A shiny gold classic Nintendo cartridge emerged from underneath all that cash, again featuring the new “DuckTales: Remastered” artwork but with the rest resembling an original. On the back, a special message is written straight from the “DuckTales” theme song.
And yes, the cartridge works – or so I’m told. Sadly, my old Nintendo has seen better days and not even the old blow-on-the-cartridge trick will fix it. But with a working NES, this gilded cartridge contains the original 8-bit “DuckTales” game.
Accompanying the cartridge is a set of rather amusing paperwork, featuring advertisements for a never-produced soundtrack with artists like Snoop Ducky Duck and 2QUAC, a coupon for 50 cents of the Green Cheese of Longevity (valid at Duckburg grocery stores), and an advertisement for some of Capacom’s finest 8-bit games.
Though I am definitely not parting with my prized press kit possession, Capcom has provided several “DuckTales: Remastered” items to give away to our readers.
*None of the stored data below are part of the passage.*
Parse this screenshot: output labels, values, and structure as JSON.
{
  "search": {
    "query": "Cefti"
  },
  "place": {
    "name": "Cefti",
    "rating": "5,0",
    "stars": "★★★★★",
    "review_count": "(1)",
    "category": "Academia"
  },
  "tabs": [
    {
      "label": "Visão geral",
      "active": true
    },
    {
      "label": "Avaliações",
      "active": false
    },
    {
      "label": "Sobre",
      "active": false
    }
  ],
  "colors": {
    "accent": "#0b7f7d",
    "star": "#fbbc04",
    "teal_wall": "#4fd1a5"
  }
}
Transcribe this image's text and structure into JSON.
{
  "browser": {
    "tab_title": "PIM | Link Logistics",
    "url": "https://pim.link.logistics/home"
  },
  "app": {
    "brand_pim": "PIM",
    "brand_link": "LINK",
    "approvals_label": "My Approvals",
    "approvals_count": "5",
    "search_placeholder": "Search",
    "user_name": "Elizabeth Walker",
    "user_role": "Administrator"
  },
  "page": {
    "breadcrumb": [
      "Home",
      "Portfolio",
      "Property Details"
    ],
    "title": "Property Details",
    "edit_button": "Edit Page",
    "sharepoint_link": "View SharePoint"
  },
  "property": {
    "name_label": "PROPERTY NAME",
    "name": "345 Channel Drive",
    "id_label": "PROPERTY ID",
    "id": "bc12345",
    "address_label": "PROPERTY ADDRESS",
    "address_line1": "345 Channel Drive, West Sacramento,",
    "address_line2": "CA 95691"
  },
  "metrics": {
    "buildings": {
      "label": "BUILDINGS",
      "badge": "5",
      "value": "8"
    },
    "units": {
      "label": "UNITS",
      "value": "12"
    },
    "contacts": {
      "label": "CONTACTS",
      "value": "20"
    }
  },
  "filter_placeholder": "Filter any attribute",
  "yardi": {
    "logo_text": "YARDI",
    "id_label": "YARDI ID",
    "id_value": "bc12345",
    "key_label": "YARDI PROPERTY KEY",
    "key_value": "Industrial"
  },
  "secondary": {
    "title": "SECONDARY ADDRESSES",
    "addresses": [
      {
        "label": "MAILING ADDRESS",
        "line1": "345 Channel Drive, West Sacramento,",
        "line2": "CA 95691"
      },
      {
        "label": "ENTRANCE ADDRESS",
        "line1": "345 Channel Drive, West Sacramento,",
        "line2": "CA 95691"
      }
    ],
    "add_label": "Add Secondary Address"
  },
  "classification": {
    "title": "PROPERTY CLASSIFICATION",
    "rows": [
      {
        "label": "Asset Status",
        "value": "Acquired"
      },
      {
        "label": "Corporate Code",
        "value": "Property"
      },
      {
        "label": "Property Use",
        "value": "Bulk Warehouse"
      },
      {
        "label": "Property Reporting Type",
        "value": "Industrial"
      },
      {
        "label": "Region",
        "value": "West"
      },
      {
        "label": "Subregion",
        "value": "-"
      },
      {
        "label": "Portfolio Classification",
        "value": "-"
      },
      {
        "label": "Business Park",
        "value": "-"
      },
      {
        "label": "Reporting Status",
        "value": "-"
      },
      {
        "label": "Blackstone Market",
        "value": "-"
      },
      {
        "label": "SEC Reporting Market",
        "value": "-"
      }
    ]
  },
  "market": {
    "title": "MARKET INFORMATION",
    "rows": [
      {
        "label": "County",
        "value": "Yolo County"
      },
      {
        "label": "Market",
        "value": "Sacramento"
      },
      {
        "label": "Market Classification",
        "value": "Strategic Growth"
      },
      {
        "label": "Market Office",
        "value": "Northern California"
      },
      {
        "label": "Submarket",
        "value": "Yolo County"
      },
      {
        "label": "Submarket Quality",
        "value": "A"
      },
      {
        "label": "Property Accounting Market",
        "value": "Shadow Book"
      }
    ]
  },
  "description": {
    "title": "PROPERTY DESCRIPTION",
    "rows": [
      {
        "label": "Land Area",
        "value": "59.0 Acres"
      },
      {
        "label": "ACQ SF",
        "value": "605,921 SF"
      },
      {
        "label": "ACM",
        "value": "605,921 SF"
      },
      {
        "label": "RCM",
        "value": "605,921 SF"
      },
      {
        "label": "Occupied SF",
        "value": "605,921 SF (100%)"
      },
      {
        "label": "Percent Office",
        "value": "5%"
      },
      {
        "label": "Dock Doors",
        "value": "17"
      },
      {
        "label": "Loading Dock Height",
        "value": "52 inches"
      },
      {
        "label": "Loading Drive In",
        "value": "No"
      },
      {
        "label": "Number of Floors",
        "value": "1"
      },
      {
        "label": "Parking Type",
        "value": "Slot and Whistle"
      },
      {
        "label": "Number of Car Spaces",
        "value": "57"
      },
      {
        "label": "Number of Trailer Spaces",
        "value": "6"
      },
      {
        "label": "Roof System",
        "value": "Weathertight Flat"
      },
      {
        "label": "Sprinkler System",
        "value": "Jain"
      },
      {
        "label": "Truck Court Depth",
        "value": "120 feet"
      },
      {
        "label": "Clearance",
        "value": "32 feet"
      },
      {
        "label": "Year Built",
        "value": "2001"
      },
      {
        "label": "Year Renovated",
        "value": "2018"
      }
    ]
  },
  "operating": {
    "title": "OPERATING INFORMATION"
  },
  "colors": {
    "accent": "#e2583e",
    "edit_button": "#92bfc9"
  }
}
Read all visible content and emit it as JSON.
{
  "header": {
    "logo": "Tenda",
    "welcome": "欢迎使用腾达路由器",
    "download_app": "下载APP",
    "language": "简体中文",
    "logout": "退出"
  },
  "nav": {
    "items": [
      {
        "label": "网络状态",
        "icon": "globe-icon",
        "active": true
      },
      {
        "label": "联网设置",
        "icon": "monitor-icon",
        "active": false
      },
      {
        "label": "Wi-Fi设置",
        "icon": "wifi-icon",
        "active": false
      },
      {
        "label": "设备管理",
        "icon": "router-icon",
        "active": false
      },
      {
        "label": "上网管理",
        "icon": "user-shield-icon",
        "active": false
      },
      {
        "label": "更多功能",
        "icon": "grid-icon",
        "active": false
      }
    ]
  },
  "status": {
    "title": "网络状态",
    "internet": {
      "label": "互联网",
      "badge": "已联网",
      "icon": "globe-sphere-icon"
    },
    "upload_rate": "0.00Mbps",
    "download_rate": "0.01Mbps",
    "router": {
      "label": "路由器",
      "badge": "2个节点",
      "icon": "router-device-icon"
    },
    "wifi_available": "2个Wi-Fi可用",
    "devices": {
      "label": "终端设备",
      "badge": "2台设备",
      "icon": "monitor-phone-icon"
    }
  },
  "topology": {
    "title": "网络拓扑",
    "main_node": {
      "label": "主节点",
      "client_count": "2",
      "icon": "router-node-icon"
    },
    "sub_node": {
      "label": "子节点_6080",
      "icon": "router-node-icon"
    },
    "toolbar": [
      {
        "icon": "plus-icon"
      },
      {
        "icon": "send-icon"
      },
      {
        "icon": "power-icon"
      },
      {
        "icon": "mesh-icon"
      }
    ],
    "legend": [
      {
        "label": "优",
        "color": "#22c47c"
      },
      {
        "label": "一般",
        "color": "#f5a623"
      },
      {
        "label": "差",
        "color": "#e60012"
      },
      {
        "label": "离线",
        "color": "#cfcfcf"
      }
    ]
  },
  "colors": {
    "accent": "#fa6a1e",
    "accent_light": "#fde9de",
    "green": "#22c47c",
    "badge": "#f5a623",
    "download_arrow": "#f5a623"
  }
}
Up for grabs here are three heavy-stock posters featuring the “DuckTales: Remastered” concept art and one download code for the PC / Steam version of the game – a total of four prizes.
Three (3) winners will be chosen to each receive:
- One (1) “DuckTales: Remastered” poster
One (1) winner will be chosen to receive:
- One (1) PC / Steam download code for “DuckTales: Remastered”
How to Enter
There are two methods to enter for a chance to win this giveaway:
ENTRY METHOD 1: Comment at the bottom of this post with the classic 8-bit Nintendo game you’d most like to see remade in high-definition for today’s modern systems. (When commenting, be sure to completely fill out the form, including your name and e-mail address so we can contact you if you’re chosen to win.)
ENTRY METHOD 2: On Twitter, follow @InsideTheMagic and post the following phrase in its entirety:
Woo-oo! Follow @InsideTheMagic & RT for a chance to win DuckTales: Remastered prizes! Contest details: http://bit.ly/183EhYS
You must be following us to have a chance to win via this method.
The contest period begins with the publishing date and time of this article and ends August 25, 2013 at 11:59 p.m. ET. Four (4) winners will be randomly selected from all entries. Entry Method 1 may be used once per person for the duration of the contest. Entry Method 2 may be used once per day, per person, for a total of six (6) possible entries per person. The winners will be contacted on or around August 26, 2013 either via e-mail or direct message on Twitter, depending on method of entry. Any attempt at duplicate or fraudulent entries by the same person using multiple email addresses or names will immediately disqualify that person from the contest.
Prizes will be randomly assigned. If a prize is forfeited, another winner will be chosen until the prize is accepted. Winners may not choose which prize (game or poster) they receive.